Boekpraat.nl
Henk Hagenberg - mijn beste boeken, samengevat
 

 

Kate Summerscale

The suspicions of mr. Whicher
(A shocking murder and the Undoing of a Great Victorian Detective)
© 2008 First published in Great Britain by Bloomsbury Publishing Plc.
372 pagina’s                                                         november 2009

 

 Kate Summerscale
(1965)

 

 

 

 

     

De moord en de schrijfster

In juni 1860 werd het lijkje gevonden van het 3-jarige jongetje Saville Kent. Hij was gedumpt in het schijthuis buiten zijn ouderlijke huis met een doorgesneden keel en een diepe steekwond in zijn hartstreek. Het onderzoek naar de moordenaar kostte een van de beste detectives zijn carrière en veroorzaakte een ware detectivekoorts in Engeland. De familie en huisgenoten van het kind stonden jarenlang bloot aan verdachtmakingen en verdenkingen. Nationaal kreeg de moord in Road Hill een mythische betekenis – een duistere sage over het Victoriaanse gezin en de gevaren van politieonderzoek. 
Auteur Kate Summerscale, de voormalige literaire redacteur van de Daily Telegraph, plaatst de geschiedenis van de Road Hill moord in de sociale en literaire ontwikkelingen van die tijd. Haar boek is geschreven, in een prachtig Victoriaans Engels, als een country house mysterie roman (Cluedo!), spannend en intrigerend, maar 100% gebaseerd op feiten.

De detective
Detectives waren in het midden van de negentiende eeuw een nieuw verschijnsel. De eerste fictieve speurder, August Dupin, verscheen in 1841 in De moorden in de Rue Morgue van Edgar Allen Poe. De eerste echte rechercheurs kreeg Scotland Yard in 1842.
Detective-Inspector Jonathan Whicher, een van die pioniers, werd op 15 juli belast met het onderzoek naar de Road Hill moord (zie kader); dat was twee weken na dat de plaatselijke politie er niet uit was gekomen. De Road Hill moord hield heel Engeland bezig. Honderden mensen stuurden suggesties en oplossingen naar kranten, de Minister en naar de Yard. Nieuwe woorden als clue, hunch, lead en sleuth doken in die tijd op. De thans klassieke detective roman The Moonstone van Wilkie Collins uit 1868 was op de moord geïnspireerd; Mr. Whicher stond model voor de gesloten Sergeant Cuff uit dat boek en voor vrijwel alle andere detectives sindsdien. Bepaalde aspecten van de Road Hill moord kwamen terug in Bleak House and The mystery of Edwin Drood van Charles Dickens en The turn of the Screw van Henry James. 

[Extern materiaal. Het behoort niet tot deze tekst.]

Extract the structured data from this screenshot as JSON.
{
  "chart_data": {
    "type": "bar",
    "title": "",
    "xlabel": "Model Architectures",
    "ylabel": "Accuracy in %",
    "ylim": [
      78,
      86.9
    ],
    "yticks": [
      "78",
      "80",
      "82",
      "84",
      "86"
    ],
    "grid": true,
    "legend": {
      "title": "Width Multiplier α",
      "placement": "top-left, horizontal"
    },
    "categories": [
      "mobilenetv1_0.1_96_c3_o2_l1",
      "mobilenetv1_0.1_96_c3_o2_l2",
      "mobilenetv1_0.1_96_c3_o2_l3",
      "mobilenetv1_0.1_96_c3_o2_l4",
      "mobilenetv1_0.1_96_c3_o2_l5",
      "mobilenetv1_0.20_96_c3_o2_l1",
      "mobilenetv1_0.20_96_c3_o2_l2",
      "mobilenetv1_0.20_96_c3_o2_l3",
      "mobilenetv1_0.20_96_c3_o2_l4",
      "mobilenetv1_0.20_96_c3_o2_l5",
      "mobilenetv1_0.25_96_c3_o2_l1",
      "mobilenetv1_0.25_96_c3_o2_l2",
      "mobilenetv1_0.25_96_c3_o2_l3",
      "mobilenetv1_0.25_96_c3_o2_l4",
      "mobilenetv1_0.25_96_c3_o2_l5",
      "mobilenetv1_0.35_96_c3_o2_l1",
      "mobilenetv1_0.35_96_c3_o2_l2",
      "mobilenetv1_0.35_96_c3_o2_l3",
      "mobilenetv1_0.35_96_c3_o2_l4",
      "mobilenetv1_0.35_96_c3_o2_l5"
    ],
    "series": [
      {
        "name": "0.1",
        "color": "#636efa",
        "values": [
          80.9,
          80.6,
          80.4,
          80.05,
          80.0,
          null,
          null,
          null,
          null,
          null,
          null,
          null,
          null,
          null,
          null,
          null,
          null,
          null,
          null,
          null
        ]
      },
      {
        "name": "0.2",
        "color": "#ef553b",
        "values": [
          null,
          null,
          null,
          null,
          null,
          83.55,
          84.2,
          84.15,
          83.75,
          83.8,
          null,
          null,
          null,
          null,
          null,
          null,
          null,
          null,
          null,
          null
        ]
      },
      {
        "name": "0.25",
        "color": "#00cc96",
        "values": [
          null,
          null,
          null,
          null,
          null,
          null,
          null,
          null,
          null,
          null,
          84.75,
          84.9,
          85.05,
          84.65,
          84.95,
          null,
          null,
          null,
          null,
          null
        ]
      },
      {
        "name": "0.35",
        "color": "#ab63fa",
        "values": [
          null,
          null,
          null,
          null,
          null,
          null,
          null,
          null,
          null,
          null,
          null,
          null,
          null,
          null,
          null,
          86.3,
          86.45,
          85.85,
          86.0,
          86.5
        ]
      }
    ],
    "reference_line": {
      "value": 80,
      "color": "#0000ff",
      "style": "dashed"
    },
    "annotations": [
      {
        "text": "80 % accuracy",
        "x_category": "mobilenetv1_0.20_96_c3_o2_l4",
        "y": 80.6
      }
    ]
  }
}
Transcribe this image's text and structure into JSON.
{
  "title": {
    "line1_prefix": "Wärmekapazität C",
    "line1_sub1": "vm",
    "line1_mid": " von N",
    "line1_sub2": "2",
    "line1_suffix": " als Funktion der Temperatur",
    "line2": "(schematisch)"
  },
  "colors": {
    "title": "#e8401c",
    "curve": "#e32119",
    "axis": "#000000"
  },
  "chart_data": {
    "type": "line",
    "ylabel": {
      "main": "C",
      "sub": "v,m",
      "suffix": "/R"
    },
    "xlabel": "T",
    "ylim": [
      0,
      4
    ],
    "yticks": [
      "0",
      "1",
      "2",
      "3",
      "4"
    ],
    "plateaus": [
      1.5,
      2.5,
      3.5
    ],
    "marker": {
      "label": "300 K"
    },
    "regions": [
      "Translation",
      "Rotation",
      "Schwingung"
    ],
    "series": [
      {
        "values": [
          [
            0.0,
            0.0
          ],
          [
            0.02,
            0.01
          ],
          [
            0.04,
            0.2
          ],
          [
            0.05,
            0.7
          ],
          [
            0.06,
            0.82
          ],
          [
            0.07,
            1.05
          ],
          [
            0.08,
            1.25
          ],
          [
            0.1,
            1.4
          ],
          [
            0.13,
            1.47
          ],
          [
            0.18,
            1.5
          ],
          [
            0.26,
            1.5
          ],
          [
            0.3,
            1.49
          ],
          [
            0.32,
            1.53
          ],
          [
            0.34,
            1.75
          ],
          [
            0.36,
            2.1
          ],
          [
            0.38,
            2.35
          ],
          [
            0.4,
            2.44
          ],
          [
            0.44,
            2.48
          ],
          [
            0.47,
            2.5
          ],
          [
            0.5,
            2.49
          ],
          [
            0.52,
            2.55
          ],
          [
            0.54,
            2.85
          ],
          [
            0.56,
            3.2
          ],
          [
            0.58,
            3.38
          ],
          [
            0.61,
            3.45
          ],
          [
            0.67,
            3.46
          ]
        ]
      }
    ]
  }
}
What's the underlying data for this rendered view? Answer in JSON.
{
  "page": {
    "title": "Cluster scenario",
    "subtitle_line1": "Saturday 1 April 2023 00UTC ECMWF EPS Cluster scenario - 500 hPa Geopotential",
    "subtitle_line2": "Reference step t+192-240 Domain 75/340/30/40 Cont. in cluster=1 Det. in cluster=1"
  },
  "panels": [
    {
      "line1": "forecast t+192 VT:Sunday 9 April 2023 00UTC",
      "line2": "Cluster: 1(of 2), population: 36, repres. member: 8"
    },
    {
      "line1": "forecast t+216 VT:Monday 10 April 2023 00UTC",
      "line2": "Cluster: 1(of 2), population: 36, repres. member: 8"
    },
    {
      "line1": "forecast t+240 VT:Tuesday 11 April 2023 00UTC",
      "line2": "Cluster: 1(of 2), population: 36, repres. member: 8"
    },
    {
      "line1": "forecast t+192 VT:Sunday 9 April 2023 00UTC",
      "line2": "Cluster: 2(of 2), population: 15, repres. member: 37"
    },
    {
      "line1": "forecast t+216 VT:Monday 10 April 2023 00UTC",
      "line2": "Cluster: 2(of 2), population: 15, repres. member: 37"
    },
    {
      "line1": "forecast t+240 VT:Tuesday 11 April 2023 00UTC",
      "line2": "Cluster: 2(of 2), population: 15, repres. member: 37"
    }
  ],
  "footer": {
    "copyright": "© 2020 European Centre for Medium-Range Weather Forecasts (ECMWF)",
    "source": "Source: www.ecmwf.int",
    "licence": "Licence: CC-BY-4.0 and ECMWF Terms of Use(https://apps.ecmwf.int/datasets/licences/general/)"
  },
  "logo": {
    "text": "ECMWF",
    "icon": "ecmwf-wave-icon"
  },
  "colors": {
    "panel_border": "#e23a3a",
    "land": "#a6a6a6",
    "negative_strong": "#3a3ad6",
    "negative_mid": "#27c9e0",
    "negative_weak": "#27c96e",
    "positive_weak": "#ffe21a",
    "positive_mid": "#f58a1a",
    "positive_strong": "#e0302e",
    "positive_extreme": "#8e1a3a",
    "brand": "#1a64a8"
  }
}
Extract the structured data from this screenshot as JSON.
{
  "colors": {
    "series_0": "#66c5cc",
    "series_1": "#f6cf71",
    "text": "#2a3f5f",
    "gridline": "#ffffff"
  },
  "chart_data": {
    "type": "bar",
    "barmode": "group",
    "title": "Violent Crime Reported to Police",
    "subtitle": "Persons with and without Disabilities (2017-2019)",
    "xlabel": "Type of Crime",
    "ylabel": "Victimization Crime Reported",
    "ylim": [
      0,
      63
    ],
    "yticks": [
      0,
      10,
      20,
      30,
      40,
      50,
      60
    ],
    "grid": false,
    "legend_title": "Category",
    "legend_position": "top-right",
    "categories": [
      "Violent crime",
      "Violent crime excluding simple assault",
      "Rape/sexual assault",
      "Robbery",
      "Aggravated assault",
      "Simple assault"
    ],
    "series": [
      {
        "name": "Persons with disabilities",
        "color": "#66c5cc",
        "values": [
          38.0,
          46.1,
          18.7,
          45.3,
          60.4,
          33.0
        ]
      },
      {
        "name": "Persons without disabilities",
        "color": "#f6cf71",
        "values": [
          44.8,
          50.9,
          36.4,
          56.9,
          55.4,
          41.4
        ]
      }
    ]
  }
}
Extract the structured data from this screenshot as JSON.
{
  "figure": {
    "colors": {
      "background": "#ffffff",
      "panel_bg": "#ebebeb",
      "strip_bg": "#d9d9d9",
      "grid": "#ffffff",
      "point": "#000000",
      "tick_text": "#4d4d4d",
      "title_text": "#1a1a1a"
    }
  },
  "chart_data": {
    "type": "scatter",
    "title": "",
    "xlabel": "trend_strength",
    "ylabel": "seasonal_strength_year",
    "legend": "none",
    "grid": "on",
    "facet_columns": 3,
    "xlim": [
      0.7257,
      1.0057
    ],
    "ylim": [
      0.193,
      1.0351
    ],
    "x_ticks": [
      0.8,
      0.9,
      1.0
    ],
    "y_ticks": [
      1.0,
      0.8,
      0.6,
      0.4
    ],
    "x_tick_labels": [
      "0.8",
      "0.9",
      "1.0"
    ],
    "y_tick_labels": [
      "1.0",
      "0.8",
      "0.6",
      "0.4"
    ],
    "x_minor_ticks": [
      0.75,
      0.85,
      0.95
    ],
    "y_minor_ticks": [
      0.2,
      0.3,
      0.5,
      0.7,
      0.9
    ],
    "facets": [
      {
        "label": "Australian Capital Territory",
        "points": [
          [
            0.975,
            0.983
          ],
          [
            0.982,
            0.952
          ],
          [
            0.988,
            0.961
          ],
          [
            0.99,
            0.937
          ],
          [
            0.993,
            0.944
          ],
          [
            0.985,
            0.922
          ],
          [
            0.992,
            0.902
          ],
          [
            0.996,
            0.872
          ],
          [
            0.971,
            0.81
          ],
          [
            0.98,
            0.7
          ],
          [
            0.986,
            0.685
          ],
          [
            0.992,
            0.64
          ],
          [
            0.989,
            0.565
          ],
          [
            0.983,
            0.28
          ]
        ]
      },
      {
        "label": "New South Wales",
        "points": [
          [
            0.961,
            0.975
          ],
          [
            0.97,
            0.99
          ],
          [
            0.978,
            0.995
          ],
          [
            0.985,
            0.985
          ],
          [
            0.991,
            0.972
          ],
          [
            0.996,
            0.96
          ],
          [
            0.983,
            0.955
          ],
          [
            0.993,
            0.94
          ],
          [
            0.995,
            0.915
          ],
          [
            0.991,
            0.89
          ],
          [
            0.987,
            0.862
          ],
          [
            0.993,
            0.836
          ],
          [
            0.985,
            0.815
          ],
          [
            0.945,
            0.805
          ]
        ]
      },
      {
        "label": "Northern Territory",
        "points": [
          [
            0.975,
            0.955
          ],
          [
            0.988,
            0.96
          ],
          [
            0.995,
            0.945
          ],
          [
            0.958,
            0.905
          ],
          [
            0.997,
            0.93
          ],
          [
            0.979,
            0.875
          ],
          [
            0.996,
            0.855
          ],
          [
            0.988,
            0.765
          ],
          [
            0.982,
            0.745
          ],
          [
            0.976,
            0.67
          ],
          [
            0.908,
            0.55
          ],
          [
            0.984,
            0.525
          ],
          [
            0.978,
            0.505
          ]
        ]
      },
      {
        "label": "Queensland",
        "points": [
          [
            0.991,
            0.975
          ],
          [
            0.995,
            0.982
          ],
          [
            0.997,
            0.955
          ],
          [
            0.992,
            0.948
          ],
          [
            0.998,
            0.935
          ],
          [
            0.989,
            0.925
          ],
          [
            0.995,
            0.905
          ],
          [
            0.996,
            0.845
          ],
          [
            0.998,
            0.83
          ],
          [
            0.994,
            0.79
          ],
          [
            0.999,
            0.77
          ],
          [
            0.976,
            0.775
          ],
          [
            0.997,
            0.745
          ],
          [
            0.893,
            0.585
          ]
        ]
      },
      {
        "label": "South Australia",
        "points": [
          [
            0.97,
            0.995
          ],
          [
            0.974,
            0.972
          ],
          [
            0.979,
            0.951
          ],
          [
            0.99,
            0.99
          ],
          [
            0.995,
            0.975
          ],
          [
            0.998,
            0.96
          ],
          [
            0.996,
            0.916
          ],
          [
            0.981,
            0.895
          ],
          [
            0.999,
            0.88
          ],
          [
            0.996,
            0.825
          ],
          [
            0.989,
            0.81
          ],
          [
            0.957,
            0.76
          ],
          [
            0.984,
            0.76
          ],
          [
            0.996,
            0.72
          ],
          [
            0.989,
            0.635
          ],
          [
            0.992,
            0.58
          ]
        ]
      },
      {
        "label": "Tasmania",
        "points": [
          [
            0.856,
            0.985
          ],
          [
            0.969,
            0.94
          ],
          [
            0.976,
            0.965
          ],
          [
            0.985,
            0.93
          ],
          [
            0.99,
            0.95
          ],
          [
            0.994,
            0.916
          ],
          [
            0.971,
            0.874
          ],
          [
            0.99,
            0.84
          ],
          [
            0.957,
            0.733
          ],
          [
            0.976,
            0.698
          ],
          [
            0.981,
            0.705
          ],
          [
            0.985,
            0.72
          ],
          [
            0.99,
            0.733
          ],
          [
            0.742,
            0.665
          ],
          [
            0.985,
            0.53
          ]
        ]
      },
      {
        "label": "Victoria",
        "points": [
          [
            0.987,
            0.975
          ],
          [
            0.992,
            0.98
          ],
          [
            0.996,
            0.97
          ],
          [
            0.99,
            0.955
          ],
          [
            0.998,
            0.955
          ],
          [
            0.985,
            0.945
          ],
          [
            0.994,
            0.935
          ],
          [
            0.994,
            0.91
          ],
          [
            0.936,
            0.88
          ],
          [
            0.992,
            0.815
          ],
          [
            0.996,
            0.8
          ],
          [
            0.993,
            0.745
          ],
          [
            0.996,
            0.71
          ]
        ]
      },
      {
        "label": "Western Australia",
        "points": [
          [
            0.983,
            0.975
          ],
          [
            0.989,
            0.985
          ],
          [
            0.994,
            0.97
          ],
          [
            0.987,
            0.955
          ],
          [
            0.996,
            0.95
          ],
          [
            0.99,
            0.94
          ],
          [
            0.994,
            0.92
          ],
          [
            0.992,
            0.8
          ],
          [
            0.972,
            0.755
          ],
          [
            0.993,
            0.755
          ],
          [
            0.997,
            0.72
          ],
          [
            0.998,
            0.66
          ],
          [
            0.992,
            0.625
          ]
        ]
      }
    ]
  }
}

'One day, 15 July 1860, Detective-Inspector Jonathan Whicher of Scotland Yard, took a cab to Paddington Station. There he bought two rail tickets: one to Chippenham, Wiltshire, ninety-four miles away, another from Chippenham to Trowbridge, about 20 miles on. Paddington Station was a shining vault of iron and glass, built by Isambard Kingdom Brunel six years earlier, its interior hot with smoke and sun. Jack Whicher knew the place well – the thieves of London thrived on the surging, anonymous crowds, the swift comings and goings, the thrilling muddle of types and classes’ (citaat uit het besproken boek)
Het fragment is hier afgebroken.